Wohnungsmarkt

Kabinett verabschiedet Verordnung für die Mietpreisbremse

Ministerin Hinz: Deckelung der Miete soll Wohnungsmarkt in Ballungsräumen entspannen

„Bürgerinnen und Bürger mit normalen Einkommen sollen wieder angemessenen und bezahlbaren Wohnraum finden können. Die Mietpreisbremse wird helfen, hier wieder für ein faires Angebot zu sorgen“,  sagte die für Stadtentwicklung zuständige Ministerin Priska Hinz heute in Wiesbaden. Das Kabinett hat gestern der so genannten Mietenbegrenzungsverordnung zugestimmt. In sechzehn hessischen Gemeinden und kreisfreien Städten darf die Miete in Zukunft bei einer Neuvermietung nur noch maximal zehn Prozent über der örtlichen Vergleichsmiete liegen. Nach den bundesrechtlichen Vorschriften gilt dies allerdings nicht für Neubauwohnungen und die erste Vermietung nach umfassender Modernisierung oder Sanierung.
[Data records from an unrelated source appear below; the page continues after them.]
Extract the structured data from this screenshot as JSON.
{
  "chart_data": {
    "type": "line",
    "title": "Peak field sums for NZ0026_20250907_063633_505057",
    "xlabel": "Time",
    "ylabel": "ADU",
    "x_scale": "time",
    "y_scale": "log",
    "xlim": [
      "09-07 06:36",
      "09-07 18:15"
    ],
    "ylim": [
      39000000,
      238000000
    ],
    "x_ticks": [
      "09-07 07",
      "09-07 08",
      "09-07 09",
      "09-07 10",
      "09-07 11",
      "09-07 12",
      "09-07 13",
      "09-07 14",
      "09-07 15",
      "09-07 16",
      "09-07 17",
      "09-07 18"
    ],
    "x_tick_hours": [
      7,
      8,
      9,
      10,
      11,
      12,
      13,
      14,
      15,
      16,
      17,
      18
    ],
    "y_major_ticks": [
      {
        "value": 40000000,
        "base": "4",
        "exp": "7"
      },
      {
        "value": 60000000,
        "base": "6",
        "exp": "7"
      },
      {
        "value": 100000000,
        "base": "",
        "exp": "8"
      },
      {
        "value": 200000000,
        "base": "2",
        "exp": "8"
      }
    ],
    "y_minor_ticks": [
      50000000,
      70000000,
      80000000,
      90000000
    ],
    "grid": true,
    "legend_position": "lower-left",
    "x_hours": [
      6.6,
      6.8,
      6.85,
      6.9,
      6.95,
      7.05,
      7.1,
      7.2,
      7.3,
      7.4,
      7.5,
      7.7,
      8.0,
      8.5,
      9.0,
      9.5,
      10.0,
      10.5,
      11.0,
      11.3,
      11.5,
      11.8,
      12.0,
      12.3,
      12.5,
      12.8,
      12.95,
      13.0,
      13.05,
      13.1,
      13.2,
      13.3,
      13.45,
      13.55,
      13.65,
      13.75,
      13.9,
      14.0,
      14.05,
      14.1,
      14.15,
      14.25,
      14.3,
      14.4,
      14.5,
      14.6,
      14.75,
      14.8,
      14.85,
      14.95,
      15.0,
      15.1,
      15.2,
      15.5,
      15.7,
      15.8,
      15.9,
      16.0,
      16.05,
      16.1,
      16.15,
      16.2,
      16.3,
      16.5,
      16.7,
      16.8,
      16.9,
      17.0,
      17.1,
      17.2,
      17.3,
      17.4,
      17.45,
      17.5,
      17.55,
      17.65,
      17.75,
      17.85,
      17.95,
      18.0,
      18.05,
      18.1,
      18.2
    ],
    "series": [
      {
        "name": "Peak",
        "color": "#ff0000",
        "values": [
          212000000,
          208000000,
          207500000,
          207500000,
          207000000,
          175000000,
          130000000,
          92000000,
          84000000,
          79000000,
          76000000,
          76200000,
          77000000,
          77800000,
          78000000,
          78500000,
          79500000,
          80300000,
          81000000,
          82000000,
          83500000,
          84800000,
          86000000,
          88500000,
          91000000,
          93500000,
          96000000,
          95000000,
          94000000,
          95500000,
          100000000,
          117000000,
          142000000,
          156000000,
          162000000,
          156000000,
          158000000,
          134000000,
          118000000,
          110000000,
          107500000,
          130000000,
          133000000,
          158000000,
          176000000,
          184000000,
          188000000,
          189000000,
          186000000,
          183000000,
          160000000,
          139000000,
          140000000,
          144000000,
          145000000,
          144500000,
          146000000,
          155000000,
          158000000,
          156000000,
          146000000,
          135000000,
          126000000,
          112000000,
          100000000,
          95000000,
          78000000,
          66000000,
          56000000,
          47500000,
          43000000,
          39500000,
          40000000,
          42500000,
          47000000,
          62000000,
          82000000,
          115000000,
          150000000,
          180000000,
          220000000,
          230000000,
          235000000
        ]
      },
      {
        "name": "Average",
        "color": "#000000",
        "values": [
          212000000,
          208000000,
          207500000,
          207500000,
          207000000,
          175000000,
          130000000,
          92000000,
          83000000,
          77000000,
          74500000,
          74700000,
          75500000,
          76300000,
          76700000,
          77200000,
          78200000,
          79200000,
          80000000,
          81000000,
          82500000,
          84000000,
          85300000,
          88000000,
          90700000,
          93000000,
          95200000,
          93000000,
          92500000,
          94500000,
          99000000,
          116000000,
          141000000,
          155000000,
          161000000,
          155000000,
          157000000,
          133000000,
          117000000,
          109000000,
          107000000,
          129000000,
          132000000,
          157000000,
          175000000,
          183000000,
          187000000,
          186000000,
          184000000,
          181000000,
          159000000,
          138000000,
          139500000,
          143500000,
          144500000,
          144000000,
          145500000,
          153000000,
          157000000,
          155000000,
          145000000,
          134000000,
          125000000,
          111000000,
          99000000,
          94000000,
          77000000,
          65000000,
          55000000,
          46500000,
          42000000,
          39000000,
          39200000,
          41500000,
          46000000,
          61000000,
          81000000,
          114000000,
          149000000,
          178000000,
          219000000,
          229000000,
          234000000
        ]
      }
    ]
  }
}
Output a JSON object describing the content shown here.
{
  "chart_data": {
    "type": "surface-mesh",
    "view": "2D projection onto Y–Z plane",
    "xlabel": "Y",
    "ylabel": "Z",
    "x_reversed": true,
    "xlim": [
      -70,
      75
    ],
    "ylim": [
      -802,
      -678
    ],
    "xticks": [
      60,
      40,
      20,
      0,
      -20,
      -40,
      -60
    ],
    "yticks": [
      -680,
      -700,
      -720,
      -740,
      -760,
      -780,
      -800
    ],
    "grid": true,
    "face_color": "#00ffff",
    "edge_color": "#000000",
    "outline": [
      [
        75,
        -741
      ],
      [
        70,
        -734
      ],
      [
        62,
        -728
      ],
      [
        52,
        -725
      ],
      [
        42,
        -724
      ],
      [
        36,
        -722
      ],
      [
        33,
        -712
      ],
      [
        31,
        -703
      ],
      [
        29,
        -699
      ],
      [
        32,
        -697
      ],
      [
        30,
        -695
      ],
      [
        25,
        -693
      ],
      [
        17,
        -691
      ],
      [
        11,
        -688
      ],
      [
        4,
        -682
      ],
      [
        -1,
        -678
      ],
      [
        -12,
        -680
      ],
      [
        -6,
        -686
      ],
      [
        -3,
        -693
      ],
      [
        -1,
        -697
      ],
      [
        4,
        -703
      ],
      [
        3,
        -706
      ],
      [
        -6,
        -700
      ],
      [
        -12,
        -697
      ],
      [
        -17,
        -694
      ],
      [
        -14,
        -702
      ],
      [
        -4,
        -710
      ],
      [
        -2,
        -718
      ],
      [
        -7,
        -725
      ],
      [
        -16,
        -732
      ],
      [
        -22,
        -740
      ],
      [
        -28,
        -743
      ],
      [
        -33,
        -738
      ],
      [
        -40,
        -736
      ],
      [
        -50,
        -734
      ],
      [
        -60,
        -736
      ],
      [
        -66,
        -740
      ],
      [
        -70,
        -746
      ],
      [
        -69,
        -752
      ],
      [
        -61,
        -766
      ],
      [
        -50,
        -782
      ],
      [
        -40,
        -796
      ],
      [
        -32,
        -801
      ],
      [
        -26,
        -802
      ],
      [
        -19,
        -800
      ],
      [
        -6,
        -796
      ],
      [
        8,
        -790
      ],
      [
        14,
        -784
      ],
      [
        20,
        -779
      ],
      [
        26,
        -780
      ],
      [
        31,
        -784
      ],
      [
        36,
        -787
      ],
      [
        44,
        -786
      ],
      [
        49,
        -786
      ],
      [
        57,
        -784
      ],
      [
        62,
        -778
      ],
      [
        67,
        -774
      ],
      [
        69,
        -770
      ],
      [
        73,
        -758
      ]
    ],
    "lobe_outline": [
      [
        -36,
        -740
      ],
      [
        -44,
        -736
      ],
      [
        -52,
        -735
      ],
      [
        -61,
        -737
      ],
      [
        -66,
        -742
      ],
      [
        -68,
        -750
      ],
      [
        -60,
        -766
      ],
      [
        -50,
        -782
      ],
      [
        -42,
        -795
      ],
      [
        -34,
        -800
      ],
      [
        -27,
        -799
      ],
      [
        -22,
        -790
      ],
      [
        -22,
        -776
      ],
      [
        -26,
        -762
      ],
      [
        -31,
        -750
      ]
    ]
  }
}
Die Mietenbegrenzungsverordnung ist ein weiterer Baustein für den Mieterschutz in Hessen. Die Landesregierung hatte bereits im vergangenen Jahr eine Kappungsgrenze für Preissteigerungen bei bestehenden Mietverhältnissen eingeführt. „Mit der Mietpreisbremse setzen wir einen weiteren Baustein der im Koalitionsvertrag vereinbarten Maßnahmen für bezahlbaren Wohnraum um. Das ist wichtig: Denn die Knappheit auf dem hessischen Wohnungsmarkt, vor allem im Ballungsraum Rhein-Main und in den größeren Städten und Gemeinden, betrifft zunehmend auch Haushalte mit mittleren Einkommen. Das Land möchte nicht zulassen, dass Familien es sich künftig nicht mehr leisten können, in den hessischen Großstädten zu wohnen“, betonte Ministerin Hinz. Gerade für diese Gruppen hat das Land daher auch ein eigenes Förderprogramm zur Schaffung zusätzlichen Wohnraumes aufgelegt. „Wir nutzen in Hessen alle zur Verfügung stehenden Instrumente um für eine Versorgung mit bezahlbaren Wohnraum zu sorgen“, bekräftigte die  Ministerin.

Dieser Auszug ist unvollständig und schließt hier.